Eventually the old woman gives up trying to reason with the girl. Her mind has been too greatly influenced by the Communists, the woman's enemy. This round too they have won. Grudgingly she accepts the inevitable. This does not in any way diminish her love for the child.

The old woman has no employment at the time. For although released from prison and reclassified as a good serf, none of the hundreds of communes around Lhasa is willing to accept the good worker with no assets to bring to the commune beyond her tired old body. The old woman is forced to find work wherever she can and, when that is not available, beg outright. It's not that beggars make any money in Communist Lhasa, but it gives her something to do.

Those are really hard times because of the ravages of the Cultural Revolution and successive famines. The old woman never has enough of anything. But poor as she is, wretched as she is, not a day passes that she will not manage a gift for her child --a piece of ribbon, a worthless little trinket; starving herself so her little princess can have that extra piece of cabbage in her Thukpa.

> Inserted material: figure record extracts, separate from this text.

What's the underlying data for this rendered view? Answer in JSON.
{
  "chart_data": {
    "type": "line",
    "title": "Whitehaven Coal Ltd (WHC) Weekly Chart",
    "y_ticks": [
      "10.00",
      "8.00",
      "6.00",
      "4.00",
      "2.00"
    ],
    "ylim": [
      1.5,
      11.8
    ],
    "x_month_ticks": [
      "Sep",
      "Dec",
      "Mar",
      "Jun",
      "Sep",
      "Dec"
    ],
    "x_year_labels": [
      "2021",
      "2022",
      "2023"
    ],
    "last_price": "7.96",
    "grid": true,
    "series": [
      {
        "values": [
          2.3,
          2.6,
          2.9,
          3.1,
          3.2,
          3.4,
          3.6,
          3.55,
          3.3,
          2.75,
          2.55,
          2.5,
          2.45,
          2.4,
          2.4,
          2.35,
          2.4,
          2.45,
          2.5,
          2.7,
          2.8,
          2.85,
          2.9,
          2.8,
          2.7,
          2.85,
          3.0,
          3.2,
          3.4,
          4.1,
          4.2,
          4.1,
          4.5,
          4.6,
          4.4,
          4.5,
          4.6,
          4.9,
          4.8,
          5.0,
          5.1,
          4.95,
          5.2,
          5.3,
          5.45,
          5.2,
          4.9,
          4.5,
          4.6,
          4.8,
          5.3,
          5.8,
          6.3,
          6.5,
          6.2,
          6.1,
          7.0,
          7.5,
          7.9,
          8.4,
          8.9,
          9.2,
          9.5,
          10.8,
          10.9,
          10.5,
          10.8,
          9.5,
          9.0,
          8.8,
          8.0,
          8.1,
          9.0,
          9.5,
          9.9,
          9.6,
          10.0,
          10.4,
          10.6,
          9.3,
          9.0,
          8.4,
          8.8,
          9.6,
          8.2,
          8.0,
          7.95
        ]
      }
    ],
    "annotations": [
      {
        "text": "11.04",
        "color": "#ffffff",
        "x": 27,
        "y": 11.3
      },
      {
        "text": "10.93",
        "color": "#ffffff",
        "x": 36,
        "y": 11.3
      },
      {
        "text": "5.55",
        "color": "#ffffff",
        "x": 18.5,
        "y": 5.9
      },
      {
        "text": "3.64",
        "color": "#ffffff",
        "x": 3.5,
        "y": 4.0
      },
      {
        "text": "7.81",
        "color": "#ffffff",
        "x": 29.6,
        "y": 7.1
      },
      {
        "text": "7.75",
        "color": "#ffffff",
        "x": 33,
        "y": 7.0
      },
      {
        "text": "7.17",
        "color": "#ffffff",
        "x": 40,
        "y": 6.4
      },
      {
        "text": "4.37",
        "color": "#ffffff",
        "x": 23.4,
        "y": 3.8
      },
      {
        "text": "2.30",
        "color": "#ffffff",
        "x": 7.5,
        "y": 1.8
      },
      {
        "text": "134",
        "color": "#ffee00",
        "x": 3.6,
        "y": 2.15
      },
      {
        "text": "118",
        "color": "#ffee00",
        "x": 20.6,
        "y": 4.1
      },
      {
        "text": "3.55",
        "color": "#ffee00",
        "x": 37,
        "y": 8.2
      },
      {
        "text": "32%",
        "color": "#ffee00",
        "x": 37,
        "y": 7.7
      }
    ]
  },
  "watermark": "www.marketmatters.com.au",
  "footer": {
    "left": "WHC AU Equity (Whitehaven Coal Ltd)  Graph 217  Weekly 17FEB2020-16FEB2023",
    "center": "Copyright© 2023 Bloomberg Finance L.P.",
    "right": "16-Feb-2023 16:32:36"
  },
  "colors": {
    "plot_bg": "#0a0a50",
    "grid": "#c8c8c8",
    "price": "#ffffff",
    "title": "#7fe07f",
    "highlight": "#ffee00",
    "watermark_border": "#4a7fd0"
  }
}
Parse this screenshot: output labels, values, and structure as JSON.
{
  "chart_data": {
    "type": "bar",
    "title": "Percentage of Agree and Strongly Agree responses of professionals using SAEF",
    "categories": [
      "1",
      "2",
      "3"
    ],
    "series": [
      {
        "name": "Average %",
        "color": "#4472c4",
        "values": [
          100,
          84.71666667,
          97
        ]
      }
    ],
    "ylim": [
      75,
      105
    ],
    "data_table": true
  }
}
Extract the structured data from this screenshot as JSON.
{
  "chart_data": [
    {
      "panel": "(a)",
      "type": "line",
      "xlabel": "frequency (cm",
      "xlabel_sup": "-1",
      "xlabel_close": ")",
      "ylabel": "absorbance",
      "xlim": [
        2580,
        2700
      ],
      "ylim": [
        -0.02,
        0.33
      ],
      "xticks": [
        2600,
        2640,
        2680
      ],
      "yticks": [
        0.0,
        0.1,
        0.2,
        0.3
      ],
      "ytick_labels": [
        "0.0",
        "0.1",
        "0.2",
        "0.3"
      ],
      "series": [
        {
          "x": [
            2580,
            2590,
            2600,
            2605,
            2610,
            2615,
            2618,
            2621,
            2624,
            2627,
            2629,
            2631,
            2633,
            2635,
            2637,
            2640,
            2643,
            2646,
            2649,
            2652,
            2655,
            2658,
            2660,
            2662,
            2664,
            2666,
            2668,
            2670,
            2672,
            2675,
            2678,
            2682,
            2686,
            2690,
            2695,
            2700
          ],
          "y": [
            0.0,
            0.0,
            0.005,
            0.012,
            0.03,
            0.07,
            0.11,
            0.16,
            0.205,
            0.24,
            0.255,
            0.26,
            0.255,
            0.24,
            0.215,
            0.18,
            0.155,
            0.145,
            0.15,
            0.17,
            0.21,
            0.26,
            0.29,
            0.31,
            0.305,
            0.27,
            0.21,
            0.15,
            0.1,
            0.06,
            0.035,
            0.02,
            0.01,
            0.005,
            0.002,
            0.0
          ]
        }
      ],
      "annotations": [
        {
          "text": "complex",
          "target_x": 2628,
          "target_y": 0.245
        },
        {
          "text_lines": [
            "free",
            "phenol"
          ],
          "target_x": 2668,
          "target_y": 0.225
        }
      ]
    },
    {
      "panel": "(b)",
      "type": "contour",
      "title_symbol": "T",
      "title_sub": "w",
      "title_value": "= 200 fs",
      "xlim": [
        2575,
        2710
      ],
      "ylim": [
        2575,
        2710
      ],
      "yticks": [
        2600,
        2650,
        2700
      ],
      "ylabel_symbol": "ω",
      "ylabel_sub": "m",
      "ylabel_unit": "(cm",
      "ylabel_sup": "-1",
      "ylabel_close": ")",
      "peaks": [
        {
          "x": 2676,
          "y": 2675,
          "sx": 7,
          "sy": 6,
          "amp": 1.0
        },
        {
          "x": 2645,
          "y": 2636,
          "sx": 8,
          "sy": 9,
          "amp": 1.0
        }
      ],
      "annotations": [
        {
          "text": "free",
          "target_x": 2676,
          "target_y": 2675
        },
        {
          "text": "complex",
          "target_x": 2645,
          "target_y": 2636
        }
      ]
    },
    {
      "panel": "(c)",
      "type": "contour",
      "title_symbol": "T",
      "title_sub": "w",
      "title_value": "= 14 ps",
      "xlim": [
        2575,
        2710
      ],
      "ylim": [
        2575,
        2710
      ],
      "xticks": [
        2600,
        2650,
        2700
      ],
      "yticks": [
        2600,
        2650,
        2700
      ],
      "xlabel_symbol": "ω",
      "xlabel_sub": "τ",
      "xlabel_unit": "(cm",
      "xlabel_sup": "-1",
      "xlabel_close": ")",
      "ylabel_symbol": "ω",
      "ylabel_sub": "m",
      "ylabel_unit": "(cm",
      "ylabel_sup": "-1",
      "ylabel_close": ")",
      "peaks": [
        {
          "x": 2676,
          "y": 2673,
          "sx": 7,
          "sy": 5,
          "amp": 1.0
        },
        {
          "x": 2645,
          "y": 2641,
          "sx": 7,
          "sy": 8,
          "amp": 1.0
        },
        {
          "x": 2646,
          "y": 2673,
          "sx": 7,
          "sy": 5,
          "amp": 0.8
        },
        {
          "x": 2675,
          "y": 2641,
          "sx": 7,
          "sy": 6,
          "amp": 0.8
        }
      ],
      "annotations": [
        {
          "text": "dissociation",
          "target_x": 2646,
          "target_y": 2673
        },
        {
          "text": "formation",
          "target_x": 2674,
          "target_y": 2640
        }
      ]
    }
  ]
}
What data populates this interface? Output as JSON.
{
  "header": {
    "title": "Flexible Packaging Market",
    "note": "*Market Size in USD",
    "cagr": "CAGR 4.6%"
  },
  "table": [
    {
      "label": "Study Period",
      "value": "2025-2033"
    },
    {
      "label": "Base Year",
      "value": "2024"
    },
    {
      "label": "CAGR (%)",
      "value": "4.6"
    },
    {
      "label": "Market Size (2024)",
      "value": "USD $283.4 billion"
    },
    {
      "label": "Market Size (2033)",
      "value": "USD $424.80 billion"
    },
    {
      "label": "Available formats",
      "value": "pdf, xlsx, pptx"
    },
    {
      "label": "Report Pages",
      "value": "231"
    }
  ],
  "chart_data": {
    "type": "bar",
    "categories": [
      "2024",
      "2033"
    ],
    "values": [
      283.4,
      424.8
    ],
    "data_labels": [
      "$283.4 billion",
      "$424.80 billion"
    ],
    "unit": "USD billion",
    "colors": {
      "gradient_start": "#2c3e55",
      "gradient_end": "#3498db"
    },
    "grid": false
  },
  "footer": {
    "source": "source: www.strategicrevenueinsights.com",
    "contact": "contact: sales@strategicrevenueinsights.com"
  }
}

 It is heartrending to see her, and yet it seems even more unkind to ask her to stop. There is so much she seems to want for the child, yet so little she can actually do.

It is painful watching her helplessness, her increasingly futile efforts to please, and the girl is relieved when the vacation is over. 

After that one time the girl is always afraid to return to her parent. Afraid of the difficulties it might cause. Afraid the party find out about the old woman's tirades against them and send her back to prison again. Afraid of the enormous burden of disappointment and heartbreak the old woman carries, and that she, the child, might be overwhelmed by it. She always finds a pretext to not go back.